Following on from Part 1 where I introduced GraphQL and it’s popularity let’s take that a step further and look at how we can include a GraphQL service like neo4j into a RAG implementation using OpenAI’ GPT-4o and how it improves the contextual RAG responses.

Introduction

In the vibrant landscape of hip-hop, feuds are not just battles of words but also of narratives and public perceptions. The feud between Kendrick Lamar and Drake is a prime example, filled with subtexts, direct and indirect messages, and a broad influence across fans and media. To dissect this complex interplay, we turn to GraphRAG (Graph Retrieval Augmented Generation), which combines the analytic precision of graph databases with the intuitive understanding of language models.

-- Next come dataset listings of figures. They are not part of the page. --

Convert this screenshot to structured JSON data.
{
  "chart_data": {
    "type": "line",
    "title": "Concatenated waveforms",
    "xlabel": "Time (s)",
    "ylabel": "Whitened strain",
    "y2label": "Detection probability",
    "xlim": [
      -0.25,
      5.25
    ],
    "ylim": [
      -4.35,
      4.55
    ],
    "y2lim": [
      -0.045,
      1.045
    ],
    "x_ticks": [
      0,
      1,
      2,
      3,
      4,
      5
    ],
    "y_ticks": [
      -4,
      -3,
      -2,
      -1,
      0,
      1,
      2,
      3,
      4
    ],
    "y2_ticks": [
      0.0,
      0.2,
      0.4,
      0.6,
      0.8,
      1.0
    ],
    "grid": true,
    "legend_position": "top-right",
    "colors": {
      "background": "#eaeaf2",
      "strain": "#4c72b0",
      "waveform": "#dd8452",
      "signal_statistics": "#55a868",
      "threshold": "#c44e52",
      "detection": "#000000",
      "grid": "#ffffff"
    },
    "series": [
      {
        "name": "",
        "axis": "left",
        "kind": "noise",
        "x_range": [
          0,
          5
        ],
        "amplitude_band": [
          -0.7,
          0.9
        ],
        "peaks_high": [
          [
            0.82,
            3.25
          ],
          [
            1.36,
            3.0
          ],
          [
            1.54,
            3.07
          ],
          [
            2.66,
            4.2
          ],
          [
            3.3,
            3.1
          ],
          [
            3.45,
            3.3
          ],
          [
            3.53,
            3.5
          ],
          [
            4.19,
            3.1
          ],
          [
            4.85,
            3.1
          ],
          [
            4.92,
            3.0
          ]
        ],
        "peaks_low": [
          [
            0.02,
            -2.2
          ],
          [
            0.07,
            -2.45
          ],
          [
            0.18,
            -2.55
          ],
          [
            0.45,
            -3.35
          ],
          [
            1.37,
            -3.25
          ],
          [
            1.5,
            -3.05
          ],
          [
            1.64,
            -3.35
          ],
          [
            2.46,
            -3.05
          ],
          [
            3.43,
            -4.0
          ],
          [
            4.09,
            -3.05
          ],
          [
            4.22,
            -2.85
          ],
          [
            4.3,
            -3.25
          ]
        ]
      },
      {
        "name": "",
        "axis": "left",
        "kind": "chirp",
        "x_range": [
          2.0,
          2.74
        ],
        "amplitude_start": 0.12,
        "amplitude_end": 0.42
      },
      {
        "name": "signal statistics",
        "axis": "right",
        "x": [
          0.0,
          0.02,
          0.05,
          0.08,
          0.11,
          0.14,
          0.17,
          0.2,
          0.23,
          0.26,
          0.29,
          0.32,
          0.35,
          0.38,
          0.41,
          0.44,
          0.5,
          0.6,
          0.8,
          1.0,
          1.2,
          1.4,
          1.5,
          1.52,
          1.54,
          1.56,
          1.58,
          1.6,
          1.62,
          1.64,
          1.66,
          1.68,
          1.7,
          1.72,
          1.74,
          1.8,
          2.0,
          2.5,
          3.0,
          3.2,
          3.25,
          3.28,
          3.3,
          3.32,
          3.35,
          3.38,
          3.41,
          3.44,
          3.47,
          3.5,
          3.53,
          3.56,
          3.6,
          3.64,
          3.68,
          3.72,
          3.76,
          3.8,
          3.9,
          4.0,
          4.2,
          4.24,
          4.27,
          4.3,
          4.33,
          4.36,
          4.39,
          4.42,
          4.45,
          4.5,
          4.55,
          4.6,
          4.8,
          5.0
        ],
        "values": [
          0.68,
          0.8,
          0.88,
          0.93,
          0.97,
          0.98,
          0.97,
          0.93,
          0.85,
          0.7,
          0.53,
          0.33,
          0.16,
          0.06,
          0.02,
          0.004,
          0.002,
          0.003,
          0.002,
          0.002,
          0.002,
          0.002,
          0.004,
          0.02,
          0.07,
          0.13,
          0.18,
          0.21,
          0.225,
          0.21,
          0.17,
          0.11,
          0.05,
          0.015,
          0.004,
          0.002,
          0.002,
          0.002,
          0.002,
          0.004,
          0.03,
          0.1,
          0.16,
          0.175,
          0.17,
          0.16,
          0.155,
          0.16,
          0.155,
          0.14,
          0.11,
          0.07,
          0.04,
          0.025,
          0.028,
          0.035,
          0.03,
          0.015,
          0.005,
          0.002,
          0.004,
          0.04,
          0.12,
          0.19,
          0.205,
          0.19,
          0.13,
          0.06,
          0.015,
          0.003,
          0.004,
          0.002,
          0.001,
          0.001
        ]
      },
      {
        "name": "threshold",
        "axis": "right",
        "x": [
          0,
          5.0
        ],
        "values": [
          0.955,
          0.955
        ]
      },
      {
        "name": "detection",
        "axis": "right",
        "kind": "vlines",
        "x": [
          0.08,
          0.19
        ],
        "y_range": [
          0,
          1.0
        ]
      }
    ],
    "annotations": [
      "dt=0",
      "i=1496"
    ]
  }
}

Setting Up the Analysis Environment

Firstly, setting up the right tools is essential for any data-driven analysis. For this exploration, we utilize Neo4j, a graph database that excels in handling connected data, alongside LangChain's capabilities to interface with OpenAI's models:

import os
from langchain_community.graphs import Neo4jGraph

os.environ["OPENAI_API_KEY"] = "your_openai_api_key"  # Replace with actual key
os.environ["NEO4J_URI"] = "your_neo4j_uri"
os.environ["NEO4J_USERNAME"] = "neo4j"
os.environ["NEO4J_PASSWORD"] = "your_neo4j_password"

graph = Neo4jGraph()

Theoretical Background

Graph theory is adept at representing complex systems of relationships and interactions through nodes and edges, providing a structured way to visualize and analyse relationships. Graph RAG leverages this structure, enhancing the retrieval capabilities typically found in RAG systems by integrating the contextual depth that graphs provide. This dual approach enables a more nuanced understanding and retrieval of information, perfect for dissecting the Kendrick-Drake narrative.

 

Methodology

Data Collection

Our analysis begins with the meticulous collection of data points—lyrics, tweets, interviews—anything where Kendrick and Drake reference each other, either directly or indirectly. These data points are then loaded and preprocessed using LangChain tools:

from langchain.document_loaders import WikipediaLoader
from langchain.text_splitter import TokenTextSplitter

raw_documents = WikipediaLoader(query="Kendrick Lamar").load()
text_splitter = TokenTextSplitter(chunk_size=512, chunk_overlap=24)
documents = text_splitter.split_documents(raw_documents[:3])

Graph Construction

We translate this prepared textual data into a structured graph format, employing LLMs to automatically recognize and encode relationships between entities mentioned in the data:

from langchain_openai import ChatOpenAI
from langchain_experimental.graph_transformers import LLMGraphTransformer

llm = ChatOpenAI(temperature=0, model_name="gpt-4")
llm_transformer = LLMGraphTransformer(llm=llm)
graph_documents = llm_transformer.convert_to_graph_documents(documents)
graph.add_graph_documents(graph_documents, baseEntityLabel=True, include_source=True)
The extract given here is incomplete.